The state has been involved in recharging (pumping water back down) and other steps to help, but if too much groundwater is drawn out, the aquifer will drop and eventually dry. You can ask people around the Great Plains’ Ogallala Aquifer about the terrible consequences of that.

Idaho’s water management system, in southern Idaho at least, long has tended to be cooperative, with interested parties usually more willing to talk than insistent on fighting. The state has been the beneficiary of that for decades.

So when the state ordered water shutoffs for thousands of irrigators, which led to - call it concerns or something approaching panic - widespread realization that a search for solutions had to be undertaken. Negotiations got underway (Lieutenant Governor Scott Bedke seems to have been a key figure in them), and finally late last month a deal was struck, included in an agreement signed as an executive order by Governor Brad Little.

It has six main provisions. It proposed to “improve understanding of the aquifer”; convene a legislative commission on water infrastructure; put a priority on funding projects that would help the aquifer; ask stakeholders to meet; get the regional groundwater management advisory council to submit a new plan by September; and commit groundwater users to develop a mitigation plan by October.

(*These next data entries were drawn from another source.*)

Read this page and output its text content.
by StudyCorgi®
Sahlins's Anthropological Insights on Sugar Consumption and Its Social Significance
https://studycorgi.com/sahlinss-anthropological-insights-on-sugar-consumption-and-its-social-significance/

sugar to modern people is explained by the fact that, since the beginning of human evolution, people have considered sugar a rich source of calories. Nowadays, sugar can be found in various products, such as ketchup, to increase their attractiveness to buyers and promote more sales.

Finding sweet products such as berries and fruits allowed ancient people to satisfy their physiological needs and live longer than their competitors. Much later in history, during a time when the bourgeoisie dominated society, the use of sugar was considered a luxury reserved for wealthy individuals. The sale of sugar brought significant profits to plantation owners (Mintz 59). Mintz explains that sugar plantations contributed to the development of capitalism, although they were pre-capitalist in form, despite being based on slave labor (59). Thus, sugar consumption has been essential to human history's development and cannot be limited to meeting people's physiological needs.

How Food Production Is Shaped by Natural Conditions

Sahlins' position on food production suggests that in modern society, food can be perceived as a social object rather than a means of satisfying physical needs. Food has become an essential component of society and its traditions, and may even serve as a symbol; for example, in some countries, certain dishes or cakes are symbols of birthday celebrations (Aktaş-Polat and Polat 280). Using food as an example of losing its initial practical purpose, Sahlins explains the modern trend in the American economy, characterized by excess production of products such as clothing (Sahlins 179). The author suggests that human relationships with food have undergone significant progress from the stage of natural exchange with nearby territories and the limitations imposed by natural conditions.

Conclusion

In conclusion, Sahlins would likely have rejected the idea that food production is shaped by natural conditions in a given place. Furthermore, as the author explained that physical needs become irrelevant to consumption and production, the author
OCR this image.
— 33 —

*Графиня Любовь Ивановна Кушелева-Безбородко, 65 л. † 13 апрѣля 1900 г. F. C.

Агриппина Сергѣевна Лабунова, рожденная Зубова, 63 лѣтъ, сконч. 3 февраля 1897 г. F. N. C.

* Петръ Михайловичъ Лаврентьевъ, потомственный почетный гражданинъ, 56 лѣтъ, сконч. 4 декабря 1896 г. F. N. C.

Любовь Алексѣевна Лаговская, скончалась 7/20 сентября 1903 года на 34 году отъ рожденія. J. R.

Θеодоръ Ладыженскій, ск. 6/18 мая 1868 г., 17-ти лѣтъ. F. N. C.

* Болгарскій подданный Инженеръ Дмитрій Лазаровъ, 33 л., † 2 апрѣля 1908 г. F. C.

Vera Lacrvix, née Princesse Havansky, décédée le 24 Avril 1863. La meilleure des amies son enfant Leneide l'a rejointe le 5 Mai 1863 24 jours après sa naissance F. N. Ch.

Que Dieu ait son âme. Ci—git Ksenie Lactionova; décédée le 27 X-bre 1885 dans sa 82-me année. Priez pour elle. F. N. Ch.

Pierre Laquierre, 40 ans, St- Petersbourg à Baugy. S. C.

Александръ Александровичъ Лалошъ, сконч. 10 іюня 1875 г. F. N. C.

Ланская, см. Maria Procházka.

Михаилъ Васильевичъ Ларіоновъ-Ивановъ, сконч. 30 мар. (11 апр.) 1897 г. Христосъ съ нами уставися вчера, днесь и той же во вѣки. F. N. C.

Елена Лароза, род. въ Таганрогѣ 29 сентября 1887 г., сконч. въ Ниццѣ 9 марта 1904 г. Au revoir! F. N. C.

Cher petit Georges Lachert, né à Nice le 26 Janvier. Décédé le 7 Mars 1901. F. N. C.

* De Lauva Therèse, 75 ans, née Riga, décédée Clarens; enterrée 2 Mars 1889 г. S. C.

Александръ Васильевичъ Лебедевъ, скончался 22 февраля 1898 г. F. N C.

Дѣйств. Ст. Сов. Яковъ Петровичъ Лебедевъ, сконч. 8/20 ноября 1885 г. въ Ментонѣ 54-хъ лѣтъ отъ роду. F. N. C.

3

None of this is bad, but only the last item (and it’s still in the territory of aspiration) has the sound of something concrete that specifically addresses the question of how to deal with not enough water for everybody. Water mitigation in this case presumably means that groundwater users would have to specify how they will be able to use water, or engage in recharges or something else, without further endangering the aquifer. How exactly they will do this seems less than clear.

The problem may not be insoluble. Water conservation - which some elements of Idaho water law doesn’t always encourage - may be one of the options. Finding other new efficiencies or reuse of runoff water might be considerations. Some good engineers are at work on this.

The core conundrum, though, remains: If everyone uses the water they need for their operations, the aquifer likely would be drawn down, maybe to dangerous levels. That’s why the Department of Water Resources took action in the first place.

There are no evil players here. But unless someone comes up with an unexpected, and brilliant, answer, the problem looks like a diminishing circle: An ongoing game of musical chairs with someone being left out. This year’s negotiation, probably a predecessor to next year’s, leaves that problem unresolved.